Despite the in limine ruling, defendants made an offer of proof through expert testimony that autism, even if acquired, is consistent with a chronic uteroplacental oxygen insufficiency injury theory given the areas of the brain that were injured. Furthermore, defendants' experts believed that Julien's language deficits were the product of a neurodevelopmental disorder—such as autism—as opposed to an intellectual disability. A jury trial resulted in a judgment in favor of plaintiff in the amount of $50.3 million. Defendants appealed in part because the trial court excluded all evidence of Defendants' alternative causation defense, namely that Julien Florez had been formally diagnosed with autism.
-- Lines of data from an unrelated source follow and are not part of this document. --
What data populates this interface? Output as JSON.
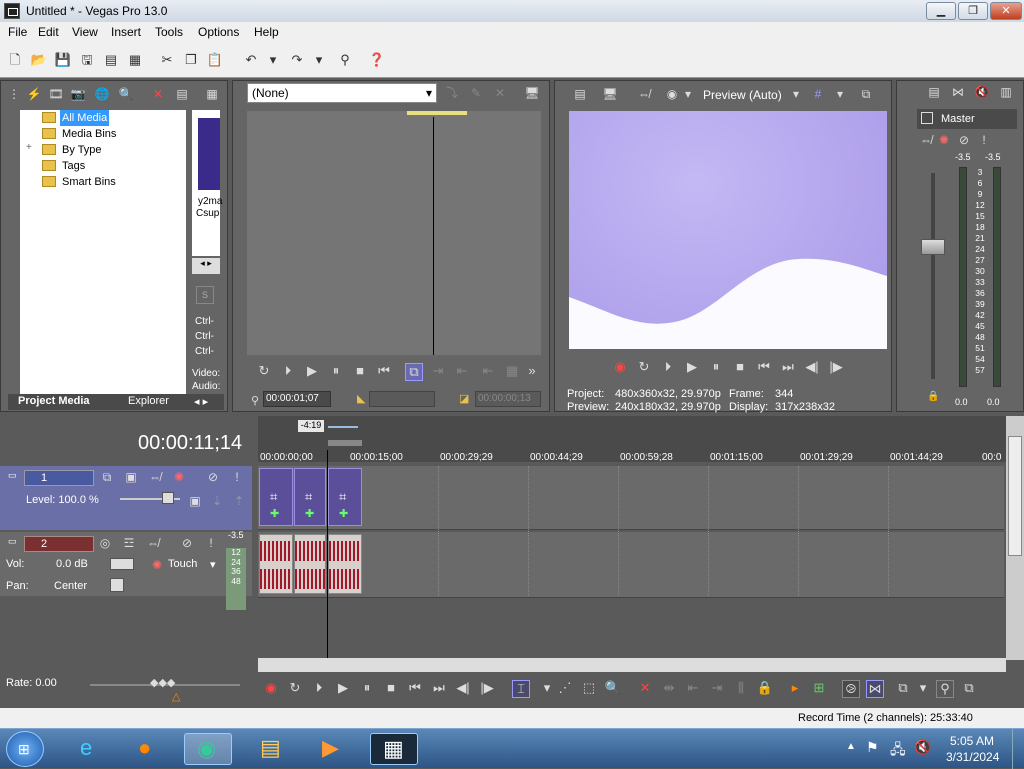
{
  "window": {
    "title": "Untitled * - Vegas Pro 13.0",
    "min": "▁",
    "max": "❐",
    "close": "✕"
  },
  "menu": [
    "File",
    "Edit",
    "View",
    "Insert",
    "Tools",
    "Options",
    "Help"
  ],
  "project_media": {
    "tree": [
      {
        "label": "All Media",
        "selected": true
      },
      {
        "label": "Media Bins"
      },
      {
        "label": "By Type",
        "expand": "+"
      },
      {
        "label": "Tags"
      },
      {
        "label": "Smart Bins"
      }
    ],
    "thumb_name_1": "y2ma",
    "thumb_name_2": "Csup",
    "ctrl_1": "Ctrl-",
    "ctrl_2": "Ctrl-",
    "ctrl_3": "Ctrl-",
    "video_label": "Video:",
    "audio_label": "Audio:",
    "tab_project": "Project Media",
    "tab_explorer": "Explorer"
  },
  "trimmer": {
    "dropdown_value": "(None)",
    "time_in": "00:00:01;07",
    "time_out": "00:00:00;13"
  },
  "preview": {
    "mode": "Preview (Auto)",
    "project_label": "Project:",
    "project_value": "480x360x32, 29.970p",
    "preview_label": "Preview:",
    "preview_value": "240x180x32, 29.970p",
    "frame_label": "Frame:",
    "frame_value": "344",
    "display_label": "Display:",
    "display_value": "317x238x32"
  },
  "mixer": {
    "title": "Master",
    "peak_left": "-3.5",
    "peak_right": "-3.5",
    "scale": [
      "3",
      "6",
      "9",
      "12",
      "15",
      "18",
      "21",
      "24",
      "27",
      "30",
      "33",
      "36",
      "39",
      "42",
      "45",
      "48",
      "51",
      "54",
      "57"
    ],
    "bottom_left": "0.0",
    "bottom_right": "0.0"
  },
  "timeline": {
    "cursor_time": "00:00:11;14",
    "region_label": "-4:19",
    "ruler": [
      "00:00:00;00",
      "00:00:15;00",
      "00:00:29;29",
      "00:00:44;29",
      "00:00:59;28",
      "00:01:15;00",
      "00:01:29;29",
      "00:01:44;29",
      "00:0"
    ],
    "video_track": {
      "number": "1",
      "level_label": "Level: 100.0 %"
    },
    "audio_track": {
      "number": "2",
      "vol_label": "Vol:",
      "vol_value": "0.0 dB",
      "pan_label": "Pan:",
      "pan_value": "Center",
      "mode": "Touch",
      "peak": "-3.5",
      "meter": [
        "12",
        "24",
        "36",
        "48"
      ]
    }
  },
  "transport": {
    "rate": "Rate: 0.00"
  },
  "status": {
    "record_time": "Record Time (2 channels): 25:33:40"
  },
  "taskbar": {
    "time": "5:05 AM",
    "date": "3/31/2024"
  },
  "colors": {
    "accent": "#3399ff",
    "panel": "#656565",
    "preview_bg": "#b8a8f0"
  }
}
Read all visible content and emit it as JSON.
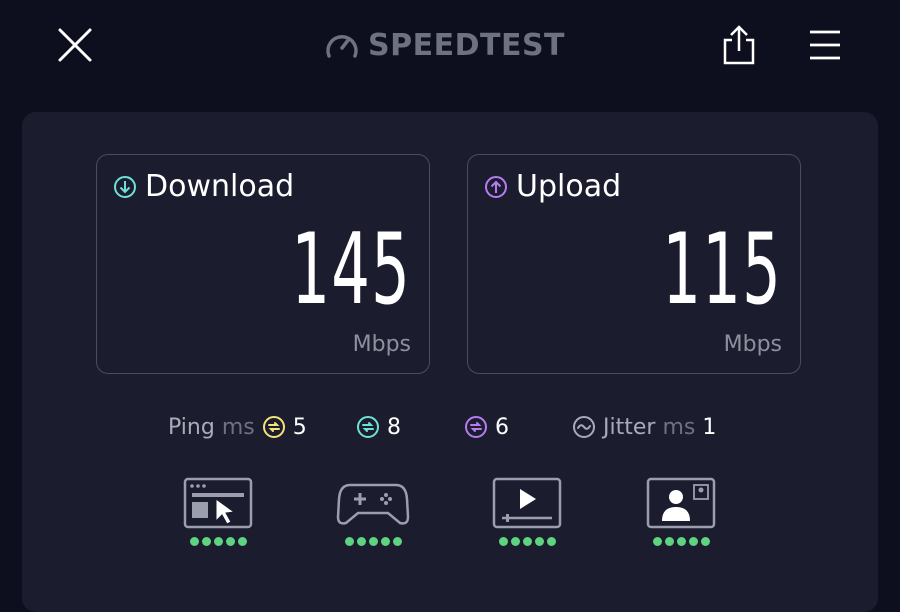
{
  "header": {
    "logo_text": "SPEEDTEST",
    "logo_mark": "®"
  },
  "download": {
    "label": "Download",
    "value": "145",
    "unit": "Mbps"
  },
  "upload": {
    "label": "Upload",
    "value": "115",
    "unit": "Mbps"
  },
  "ping": {
    "label": "Ping",
    "unit": "ms",
    "idle": "5",
    "download": "8",
    "upload": "6"
  },
  "jitter": {
    "label": "Jitter",
    "unit": "ms",
    "value": "1"
  },
  "experience": [
    {
      "icon": "web-browsing-icon",
      "rating": 5,
      "of": 5
    },
    {
      "icon": "gaming-icon",
      "rating": 5,
      "of": 5
    },
    {
      "icon": "video-streaming-icon",
      "rating": 5,
      "of": 5
    },
    {
      "icon": "video-call-icon",
      "rating": 5,
      "of": 5
    }
  ],
  "colors": {
    "background": "#0d0f1e",
    "panel": "#1b1d2e",
    "download_accent": "#6fe0d5",
    "upload_accent": "#b77bf2",
    "ping_idle": "#f6e27a",
    "rating_green": "#5fd37f"
  }
}
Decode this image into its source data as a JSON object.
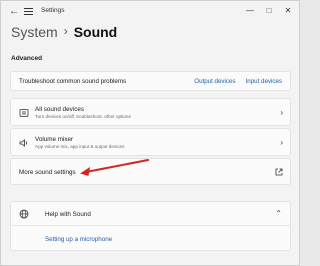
{
  "window": {
    "title": "Settings",
    "controls": {
      "minimize": "—",
      "maximize": "□",
      "close": "✕"
    }
  },
  "header": {
    "parent": "System",
    "separator": "›",
    "current": "Sound"
  },
  "advanced": {
    "section_label": "Advanced",
    "troubleshoot": {
      "label": "Troubleshoot common sound problems",
      "links": [
        "Output devices",
        "Input devices"
      ]
    },
    "items": [
      {
        "title": "All sound devices",
        "subtitle": "Turn devices on/off, troubleshoot, other options",
        "icon": "sound-devices-icon"
      },
      {
        "title": "Volume mixer",
        "subtitle": "App volume mix, app input & output devices",
        "icon": "volume-mixer-icon"
      }
    ],
    "more_settings": {
      "title": "More sound settings",
      "icon": "external-link-icon"
    }
  },
  "help": {
    "title": "Help with Sound",
    "link": "Setting up a microphone",
    "icon": "globe-icon"
  },
  "colors": {
    "accent": "#1f5fa6",
    "annotation_arrow": "#d42424"
  }
}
On appeal, the Florez court considered whether the trial court erred in striking defendants' supplemental disclosure as untimely. In finding that the trial court erred in striking defendants' supplemental disclosure, the court reasoned that, while Illinois Supreme Court Rule 218(c) requires discovery to be completed 60 days before trial, it also requires the trial court "to do substantial justice between and among the parties." The court also noted that plaintiff supplemented prior disclosures with the autism evaluation report after the 60-day rule had run and that plaintiff was seeking to enforce the letter of Rule 218(c) while ignoring his own actions that contributed to the defendants' untimely filing. The Florez court further ruled that the trial court erred in excluding Defendants' expert testimony as it deprived the jury of relevant evidence in deciding both causation and the damages portion of the trial, all to the prejudice of defendants. Notably, the court explained that even if the jury had found that autism was not related to the brain injury caused by the defendants, it would still be relevant to the jury's consideration of Julien's speech and language deficits, his need for therapy, his schooling requirements, and future employment prospects, all of which factored into plaintiff's future damages calculations.
Vigilant investigation and discovery related to subsequent medical diagnoses which provide alternative explanations of patient plaintiff's current condition are critical in defending medical malpractice lawsuits.